Willie McMartin MBE
It is with very great regret that we have to announce that Willie McMartin MBE has passed away after a long battle with cancer.
Before retiring with ill health, Willie was the International Rescue Corps Operational Director and one of its founder members. He was instrumental in putting together the organisation that at the time was the first in the world and had the ability to respond to any disaster (man made or natural) anywhere in the world with in 24 hours.
His whole working life of 37 years was spent in the Scottish Fire Service having worked from the age of 16. He reached the rank of Sub Officer before retiring in 2005. For his combined work in both the Charity and the Fire Service Willie was awarded an MBE in June 2000.
Willie joined the IRC at its inception in 1980 and has attended numerous disasters both overseas and at home. Amongst many, these include earthquakes, hurricanes and the subsequent flooding, missing person searches and even factory explosions. Over the past 35 years he has undoubtedly saved many lives.
John Wilkinson, IRC’s current operational director said “We are devastated at the news of Willie passing. He was completely dedicated to IRC and went above and beyond in his commitment. Despite being very ill he still found the strength to attend training weekends and still offered his advice and expertise at every level. He will be very sorely missed by us all. The corps will not be the same without him.”

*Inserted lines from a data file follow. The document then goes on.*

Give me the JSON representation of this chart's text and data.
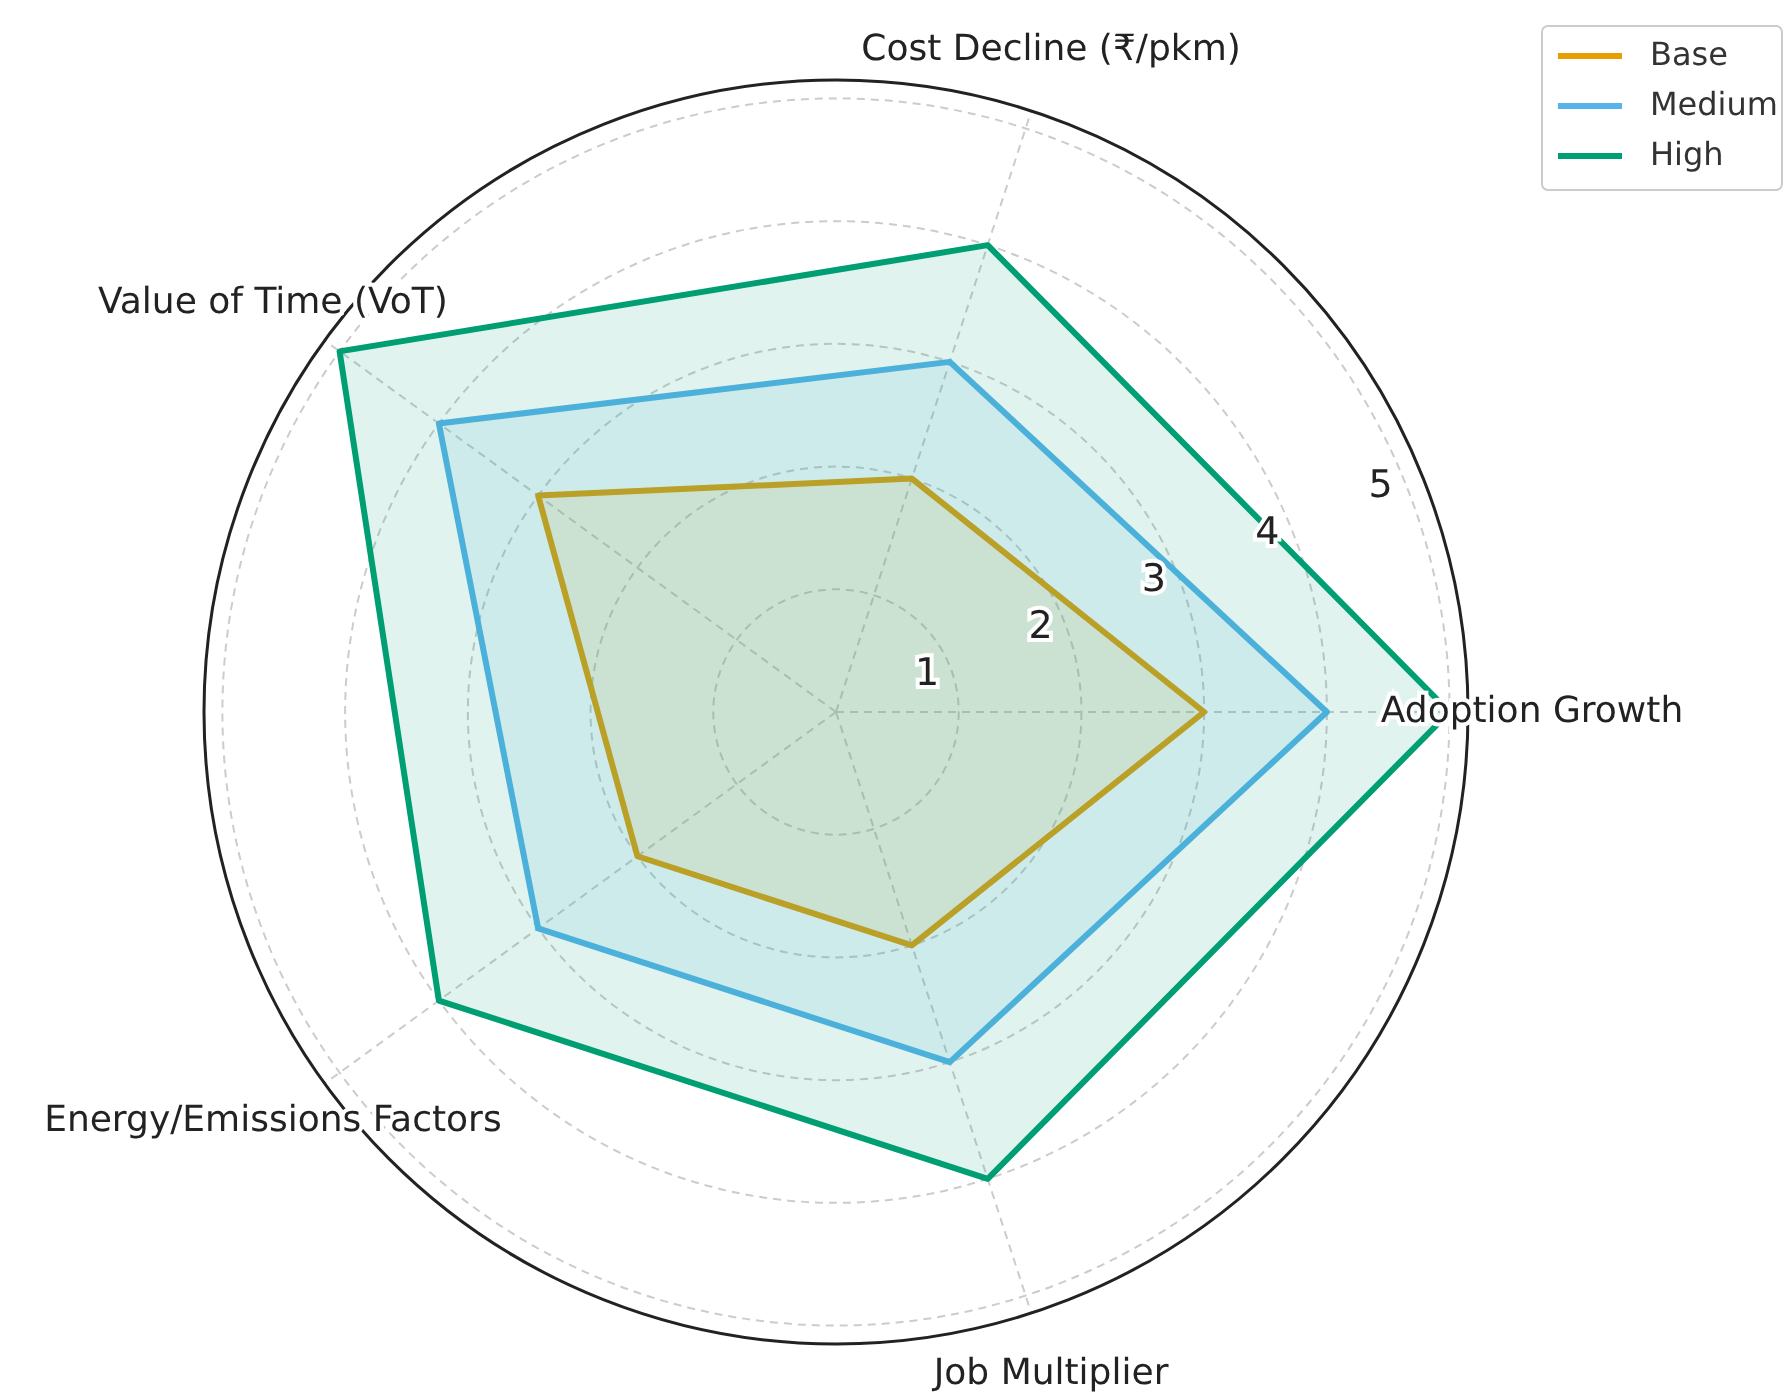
{
  "chart_data": {
    "type": "radar",
    "categories": [
      "Cost Decline (₹/pkm)",
      "Adoption Growth",
      "Job Multiplier",
      "Energy/Emissions Factors",
      "Value of Time (VoT)"
    ],
    "series": [
      {
        "name": "Base",
        "color": "#e69f00",
        "values": [
          2,
          3,
          2,
          2,
          3
        ]
      },
      {
        "name": "Medium",
        "color": "#56b4e9",
        "values": [
          3,
          4,
          3,
          3,
          4
        ]
      },
      {
        "name": "High",
        "color": "#009e73",
        "values": [
          4,
          5,
          4,
          4,
          5
        ]
      }
    ],
    "ylim": [
      0,
      5.15
    ],
    "yticks": [
      1,
      2,
      3,
      4,
      5
    ],
    "grid": true,
    "legend": "top right",
    "marker": "none",
    "line_style": "solid"
  }
}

He leaves behind his wife Annie, two children Margaret and Wilma, Rowan and Brodie his grandchildren and their dog Lukas along with many friends whose life he has touched during his time with us.
Thursday 11 February
At Lunchtime Falkirk and Grangemouth came to a stop. Hundreds packed the church in Grangemouth as we all said a final farewell to a Rescue Legend.
Willie McMartin MBE had served 37 years in the fire and rescue service. He remains as the longest serving station sub officer in Scotland and one of the youngest when he was made one. He was a founding member of International Rescue Corps and was still serving 35 years later. During this time, he and the Corps were involved in some way in 37 major incident rescues including earthquakes, floods, explosions, rail crashes and mudslides. Willie was awarded an MBE in June 2000.
At Falkirk fire station the flag was flown at half-mast and the duty watch were on parade outside as the funeral cortège passed. The paramedics on duty paraded outside the ambulance station and the ambulances had blue lights flashing as the procession passed. The police on duty doffed head gear. This was all a sign of the respect and affection that the community showed to this legendary rescue worker.
As the hearse made its final journey to the door of the crematorium, it was escorted by members of International Rescue Corps. The packed crematorium, with standing room only, listened to emotional tributes and sometimes humorous stories.
He was an inspiration and hero to hundreds. He was a pillar of the central Scotland community and valued internationally for his rescue work knowledge and experience. His legacy lives on in the International Rescue Corps.